No basquetebol, pesquisadores croatas, desenvolveram um modelo para orientar os jogadores para posições de jogo com maior probabilidade de sucesso (Dežman et al., 2001) e usando os conceitos da teoria dos sistemas dinâmicos, propõem um modelo conceitual de gestão para o desenvolvimento de atletas de elite. Já na Turquia, Balli e Korukoğlu (2014) desenvolveram um sistema de seleção de atletas baseado na lógica fuzzy, onde os resultados de testes de aptidão e de habilidades são comparados com a opinião de experts. Até onde vai o nosso conhecimento, o Gold Score Basketball é o primeiro modelo de avaliação do potencial esportivo de jovens basquetebolistas que integra múltiplos indicadores do potencial esportivo com a avaliação subjetiva feita pelos treinadores.
Sabe-se que para avaliar o potencial esportivo e selecionar atletas é preciso utilizar uma abordagem multidimensional e dinâmica. Para aumentar a acurácia da predição de talentos, deve-se avaliar não apenas a performance ou condição atual do jovem atleta através de testes, mas sobretudo aquilo que se espera em relação ao seu desenvolvimento e perspectiva de futuro.

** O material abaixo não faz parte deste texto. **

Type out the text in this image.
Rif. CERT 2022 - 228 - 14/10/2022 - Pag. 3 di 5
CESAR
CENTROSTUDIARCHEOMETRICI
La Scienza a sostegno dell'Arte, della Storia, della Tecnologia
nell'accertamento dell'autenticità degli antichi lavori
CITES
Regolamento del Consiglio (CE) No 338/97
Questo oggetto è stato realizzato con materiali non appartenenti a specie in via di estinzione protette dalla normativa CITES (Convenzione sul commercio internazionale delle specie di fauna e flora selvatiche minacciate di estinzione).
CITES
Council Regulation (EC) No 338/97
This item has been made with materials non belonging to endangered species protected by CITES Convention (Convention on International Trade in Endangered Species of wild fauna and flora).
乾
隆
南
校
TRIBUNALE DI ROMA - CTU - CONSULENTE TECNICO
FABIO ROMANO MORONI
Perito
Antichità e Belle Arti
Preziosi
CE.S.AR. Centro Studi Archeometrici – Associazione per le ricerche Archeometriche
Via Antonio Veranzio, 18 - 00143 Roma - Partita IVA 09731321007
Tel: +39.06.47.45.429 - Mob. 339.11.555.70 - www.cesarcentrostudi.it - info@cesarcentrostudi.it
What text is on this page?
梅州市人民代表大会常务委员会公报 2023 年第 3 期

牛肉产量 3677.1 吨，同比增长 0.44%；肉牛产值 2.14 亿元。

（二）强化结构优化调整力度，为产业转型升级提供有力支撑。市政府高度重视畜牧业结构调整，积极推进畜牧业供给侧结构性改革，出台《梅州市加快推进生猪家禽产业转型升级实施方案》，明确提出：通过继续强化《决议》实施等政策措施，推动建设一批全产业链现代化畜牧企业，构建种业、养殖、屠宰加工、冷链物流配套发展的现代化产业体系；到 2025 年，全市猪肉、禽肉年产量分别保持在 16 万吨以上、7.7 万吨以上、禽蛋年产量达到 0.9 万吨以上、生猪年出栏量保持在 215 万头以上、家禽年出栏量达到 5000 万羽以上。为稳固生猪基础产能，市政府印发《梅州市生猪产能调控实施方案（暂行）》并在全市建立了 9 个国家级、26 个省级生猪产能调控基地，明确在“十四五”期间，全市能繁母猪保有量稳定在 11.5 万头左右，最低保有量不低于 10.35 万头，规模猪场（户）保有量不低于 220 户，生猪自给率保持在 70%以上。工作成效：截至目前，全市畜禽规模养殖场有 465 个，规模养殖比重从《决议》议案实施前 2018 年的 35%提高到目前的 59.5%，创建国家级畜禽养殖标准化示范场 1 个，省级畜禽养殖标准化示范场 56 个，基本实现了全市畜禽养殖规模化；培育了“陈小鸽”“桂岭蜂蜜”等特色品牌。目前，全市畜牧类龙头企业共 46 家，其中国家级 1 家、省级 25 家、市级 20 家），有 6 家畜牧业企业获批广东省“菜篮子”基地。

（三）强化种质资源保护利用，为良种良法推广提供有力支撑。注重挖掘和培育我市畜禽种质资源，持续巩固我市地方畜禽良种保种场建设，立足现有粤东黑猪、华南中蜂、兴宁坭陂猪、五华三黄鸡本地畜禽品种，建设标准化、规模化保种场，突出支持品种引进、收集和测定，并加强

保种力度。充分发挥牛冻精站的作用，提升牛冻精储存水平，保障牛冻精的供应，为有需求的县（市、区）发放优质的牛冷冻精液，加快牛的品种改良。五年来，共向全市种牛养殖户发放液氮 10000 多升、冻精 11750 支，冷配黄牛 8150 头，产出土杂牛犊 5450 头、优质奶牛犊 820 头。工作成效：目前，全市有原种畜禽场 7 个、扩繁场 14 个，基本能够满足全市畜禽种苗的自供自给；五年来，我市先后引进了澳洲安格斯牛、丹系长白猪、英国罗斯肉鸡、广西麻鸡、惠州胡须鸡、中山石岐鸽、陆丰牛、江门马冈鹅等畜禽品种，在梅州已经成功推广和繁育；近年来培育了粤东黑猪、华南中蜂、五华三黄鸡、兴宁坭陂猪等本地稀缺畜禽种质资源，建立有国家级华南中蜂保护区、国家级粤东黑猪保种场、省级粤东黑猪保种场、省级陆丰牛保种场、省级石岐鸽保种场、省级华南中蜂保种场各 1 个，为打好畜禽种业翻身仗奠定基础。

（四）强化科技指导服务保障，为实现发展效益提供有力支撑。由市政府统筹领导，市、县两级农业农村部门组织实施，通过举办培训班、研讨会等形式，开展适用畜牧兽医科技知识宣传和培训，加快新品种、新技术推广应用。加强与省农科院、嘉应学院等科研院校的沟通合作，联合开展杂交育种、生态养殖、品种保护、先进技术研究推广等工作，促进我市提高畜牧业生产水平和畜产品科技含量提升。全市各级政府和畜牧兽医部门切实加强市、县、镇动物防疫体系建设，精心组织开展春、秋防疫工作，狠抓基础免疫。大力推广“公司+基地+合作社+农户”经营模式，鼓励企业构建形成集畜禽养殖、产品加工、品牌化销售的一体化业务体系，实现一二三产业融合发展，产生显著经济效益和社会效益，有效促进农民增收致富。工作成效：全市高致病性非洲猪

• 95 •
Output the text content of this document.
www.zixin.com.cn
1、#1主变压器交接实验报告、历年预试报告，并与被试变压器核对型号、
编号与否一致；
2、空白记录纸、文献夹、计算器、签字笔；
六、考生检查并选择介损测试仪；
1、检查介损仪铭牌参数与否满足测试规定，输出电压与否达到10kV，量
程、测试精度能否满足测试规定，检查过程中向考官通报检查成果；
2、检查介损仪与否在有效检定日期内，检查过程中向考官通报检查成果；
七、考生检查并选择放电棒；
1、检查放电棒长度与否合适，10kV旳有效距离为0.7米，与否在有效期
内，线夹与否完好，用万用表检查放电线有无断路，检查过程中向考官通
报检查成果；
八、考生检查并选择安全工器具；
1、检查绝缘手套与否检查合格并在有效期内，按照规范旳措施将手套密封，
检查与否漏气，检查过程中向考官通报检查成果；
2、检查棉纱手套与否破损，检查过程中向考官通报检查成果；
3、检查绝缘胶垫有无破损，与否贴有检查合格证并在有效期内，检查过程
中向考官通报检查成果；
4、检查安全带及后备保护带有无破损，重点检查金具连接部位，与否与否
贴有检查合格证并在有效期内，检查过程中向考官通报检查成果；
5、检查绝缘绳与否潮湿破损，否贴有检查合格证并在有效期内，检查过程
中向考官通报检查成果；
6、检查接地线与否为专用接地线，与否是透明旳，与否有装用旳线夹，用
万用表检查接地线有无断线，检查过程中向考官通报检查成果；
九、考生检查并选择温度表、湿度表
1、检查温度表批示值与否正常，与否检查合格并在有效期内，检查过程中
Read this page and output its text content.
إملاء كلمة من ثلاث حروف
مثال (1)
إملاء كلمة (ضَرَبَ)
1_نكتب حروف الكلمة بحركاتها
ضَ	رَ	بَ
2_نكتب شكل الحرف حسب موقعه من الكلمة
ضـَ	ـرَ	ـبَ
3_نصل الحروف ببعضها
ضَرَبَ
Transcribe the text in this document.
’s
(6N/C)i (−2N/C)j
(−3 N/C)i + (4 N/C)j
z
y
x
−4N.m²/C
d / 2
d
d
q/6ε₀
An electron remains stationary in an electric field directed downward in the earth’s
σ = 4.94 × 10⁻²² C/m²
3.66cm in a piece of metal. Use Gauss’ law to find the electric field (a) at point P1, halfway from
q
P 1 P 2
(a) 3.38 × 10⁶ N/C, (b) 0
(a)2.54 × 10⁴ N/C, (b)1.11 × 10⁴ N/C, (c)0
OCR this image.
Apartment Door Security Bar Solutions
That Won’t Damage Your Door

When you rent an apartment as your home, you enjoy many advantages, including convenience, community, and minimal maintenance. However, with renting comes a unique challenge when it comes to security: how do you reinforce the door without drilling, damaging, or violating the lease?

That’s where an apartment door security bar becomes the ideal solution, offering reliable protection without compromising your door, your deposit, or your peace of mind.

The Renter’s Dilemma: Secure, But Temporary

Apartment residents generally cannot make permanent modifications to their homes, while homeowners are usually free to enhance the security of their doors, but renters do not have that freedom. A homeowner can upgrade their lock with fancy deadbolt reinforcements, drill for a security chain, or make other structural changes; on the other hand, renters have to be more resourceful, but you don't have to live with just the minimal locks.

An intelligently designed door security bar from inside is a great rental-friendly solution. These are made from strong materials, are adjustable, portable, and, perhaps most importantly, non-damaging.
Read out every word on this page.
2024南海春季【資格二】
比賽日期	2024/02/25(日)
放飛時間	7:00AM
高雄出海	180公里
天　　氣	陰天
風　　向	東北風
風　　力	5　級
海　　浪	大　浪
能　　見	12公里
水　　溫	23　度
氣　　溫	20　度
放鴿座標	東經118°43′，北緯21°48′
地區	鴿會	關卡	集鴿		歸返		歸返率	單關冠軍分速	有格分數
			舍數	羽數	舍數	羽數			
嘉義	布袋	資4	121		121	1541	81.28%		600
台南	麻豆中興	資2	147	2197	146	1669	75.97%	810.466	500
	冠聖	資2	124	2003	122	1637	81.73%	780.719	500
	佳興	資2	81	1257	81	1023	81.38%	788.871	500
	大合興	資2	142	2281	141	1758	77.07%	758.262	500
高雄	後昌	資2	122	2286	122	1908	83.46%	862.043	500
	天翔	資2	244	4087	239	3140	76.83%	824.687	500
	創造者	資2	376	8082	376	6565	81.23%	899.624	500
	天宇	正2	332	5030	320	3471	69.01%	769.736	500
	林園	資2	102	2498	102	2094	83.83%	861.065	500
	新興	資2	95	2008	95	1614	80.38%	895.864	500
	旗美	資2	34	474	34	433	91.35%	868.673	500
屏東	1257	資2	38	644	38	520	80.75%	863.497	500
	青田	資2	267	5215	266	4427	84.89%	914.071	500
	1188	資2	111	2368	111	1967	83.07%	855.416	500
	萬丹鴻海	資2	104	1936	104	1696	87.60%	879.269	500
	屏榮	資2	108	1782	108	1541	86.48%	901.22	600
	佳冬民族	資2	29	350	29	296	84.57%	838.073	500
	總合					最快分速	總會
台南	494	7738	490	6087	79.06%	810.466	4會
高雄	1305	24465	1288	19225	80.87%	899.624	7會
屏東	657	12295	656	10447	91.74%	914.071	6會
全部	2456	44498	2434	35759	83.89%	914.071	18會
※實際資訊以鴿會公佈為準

A modelagem preliminar realizada pelo nosso grupo de pesquisa havia demonstrado que bateria de testes mensura o desempenho atual enquanto que a opinião dos treinadores estima o potencial de desenvolvimento, de modo que deveriam ser analisadas conjuntamente para uma melhor compreensão do potencial esportivo dos atletas (Ribeiro Junior et al., 2019). O modelo matemático proposto no presente estudo confirma a hipótese de que o talento esportivo é identificável e mensurável, que pode ser estimado por meio de uma equação linear simples que contemple os principais fatores e indicadores do potencial esportivo adequadamente ponderados em relação ao seu grau de importância. Nosso modelo corrobora em certa medida com o modelo proposto por Simonton (1999), apresentando dados que contribuem para a validação empírica do modelo teórico e operacional proposto.
Em relação à consistência interna, no presente estudo observou-se um baixo coeficiente Alpha de Cronbach, principalmente para os fatores ambiental (r= 0,28) e técnico (r= 0,54), os quais influenciaram o resultado de consistência interna do modelo bateria de testes (r= 0,51) e do Gold Score Basketball (r= 0,59). Uma possível explicação para a baixa consistência observada no fator ambiental se deve ao fato de que este fator é composto por variáveis ordinais como o nível competitivo e o nível de vitória em competição, onde cada uma das categorias foram multiplicadas por uma constante de modo que fossem transformadas para variáveis em uma escala de 0 a 100 pontos. A utilização de apenas dois indicadores também pode ser uma das possíveis explicações para a baixa consistência deste fator.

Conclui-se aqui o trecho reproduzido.